The conversation was resurrected, however, at a meeting in January in which PennDOT released the findings of its own study along with several options to make the intersection safer.
“I went to Meadville over the weekend and almost saw about six accidents in their roundabout,” council member Donna Fletcher said during Monday’s discussion.
Fletcher said a roundabout isn’t a viable option due to the city’s aging population and general confusion surrounding the navigation of traffic circles.
“Unless you’re going to do a three-month education on how to use roundabouts, it’s not going to fly,” she said.
The Meadville roundabout, dubbed the Big Eye by PennDOT, has been referenced by many Franklin residents as a standard of why a roundabout is not for the city.
But Mike McMullen, a Franklin resident and former PennDOT engineer, said the Big Eye is not a good comparison for Franklin’s situation.
“Not all roundabouts are the same,” he said.
McMullen said there are seven roundabouts in northwest Pennsylvania, and the Big Eye is the biggest with two lanes that run one direction and a single lane in the other.

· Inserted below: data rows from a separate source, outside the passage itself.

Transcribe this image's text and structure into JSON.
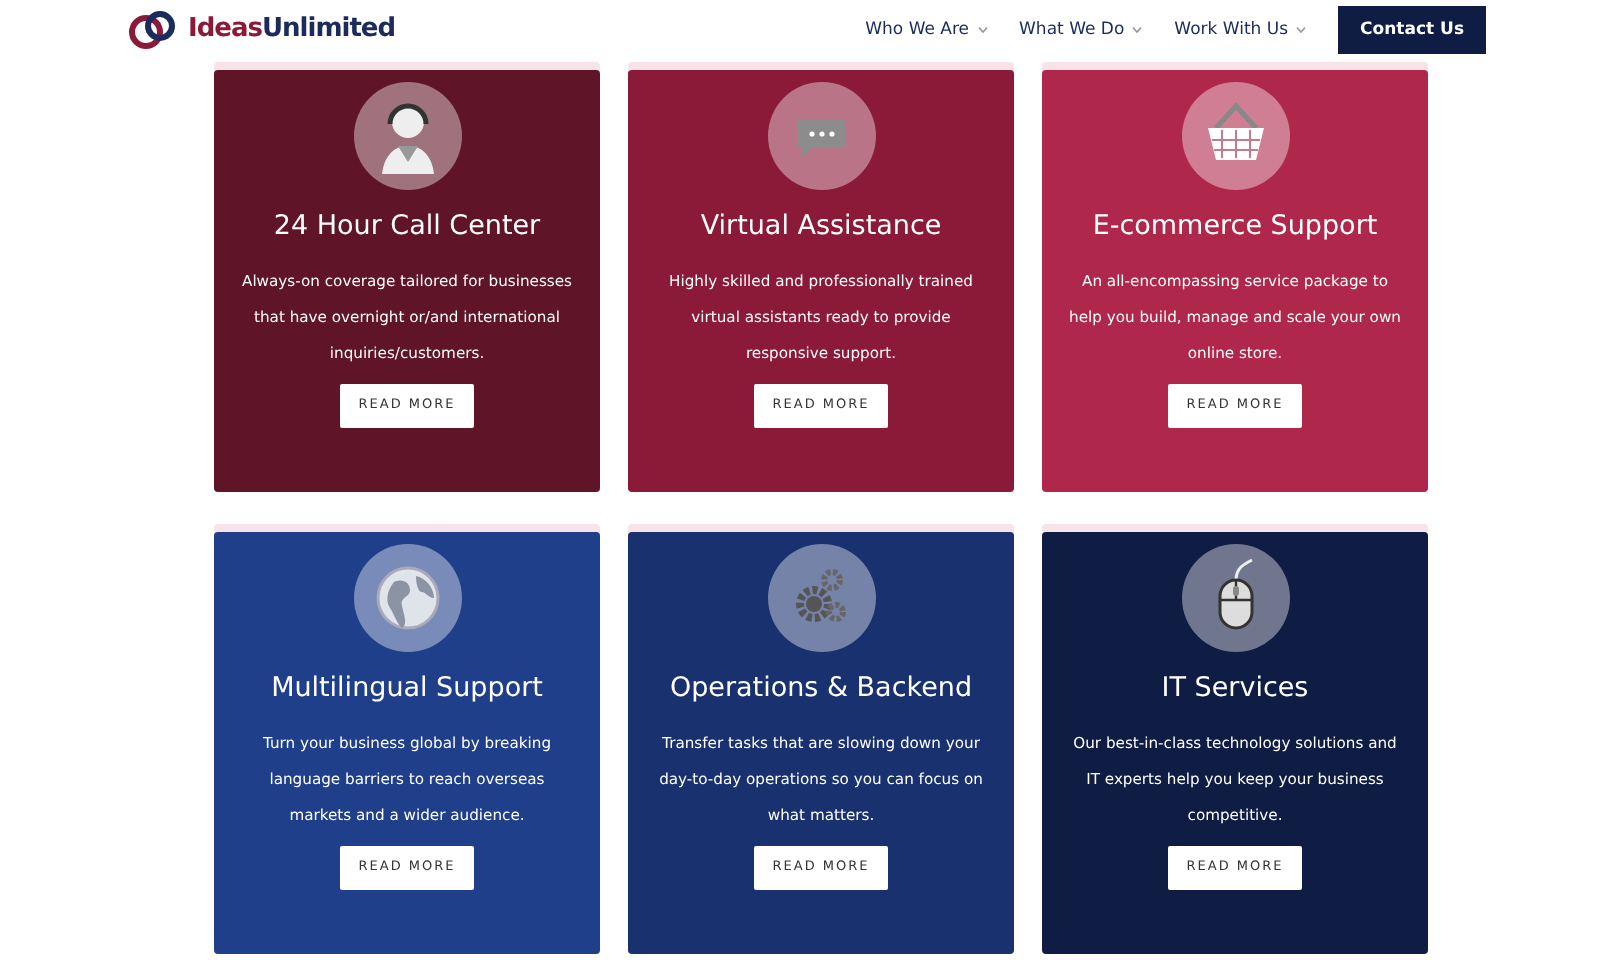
{
  "header": {
    "logo": {
      "part_1": "Ideas",
      "part_2": "Unlimited"
    },
    "nav": [
      {
        "label": "Who We Are",
        "has_dropdown": true
      },
      {
        "label": "What We Do",
        "has_dropdown": true
      },
      {
        "label": "Work With Us",
        "has_dropdown": true
      }
    ],
    "cta": "Contact Us"
  },
  "services": [
    {
      "kind": "agent",
      "color": "#5f1427",
      "title": "24 Hour Call Center",
      "text": "Always-on coverage tailored for businesses that have overnight or/and international inquiries/customers.",
      "button": "READ MORE"
    },
    {
      "kind": "chat",
      "color": "#8b1a38",
      "title": "Virtual Assistance",
      "text": "Highly skilled and professionally trained virtual assistants ready to provide responsive support.",
      "button": "READ MORE"
    },
    {
      "kind": "basket",
      "color": "#af284b",
      "title": "E-commerce Support",
      "text": "An all-encompassing service package to help you build, manage and scale your own online store.",
      "button": "READ MORE"
    },
    {
      "kind": "globe",
      "color": "#1f3f8a",
      "title": "Multilingual Support",
      "text": "Turn your business global by breaking language barriers to reach overseas markets and a wider audience.",
      "button": "READ MORE"
    },
    {
      "kind": "gears",
      "color": "#19316e",
      "title": "Operations & Backend",
      "text": "Transfer tasks that are slowing down your day-to-day operations so you can focus on what matters.",
      "button": "READ MORE"
    },
    {
      "kind": "mouse",
      "color": "#0f1c44",
      "title": "IT Services",
      "text": "Our best-in-class technology solutions and IT experts help you keep your business competitive.",
      "button": "READ MORE"
    }
  ]
}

He explained the rest are what residents could expect to be installed in Franklin with only a single lane in each direction.
While there are several positive aspects of installing a roundabout at the intersection – namely additional greenspace that would be added to Fountain Park, in front of the courthouse and Benjamin’s Roadhouse – the measure is the most expensive of the four options PennDOT initially presented coming in at around $1 million more than other solutions.
The option would drop Liberty Street down from four lanes to one lane in each direction with a center turn lane. This option, said Jamieson, has the added bonus of allowing for a bicycle lane on each side of the street.
“There’s so much real estate taken up by asphalt, in my opinion, we should add multiple modes of transportation,” said Jamieson.
Both Jamieson and McMullen told council this project would likely not break ground for two to five years, at the earliest, if PennDOT were to receive the added funding and permissions to add the project to its planned betterment project.
If that falls through, there’s no timeline for when the work would begin.
Council members weren’t asked to make a decision. Jamieson said she only wanted to be sure she had council’s “backing” when she next met with PennDOT engineers.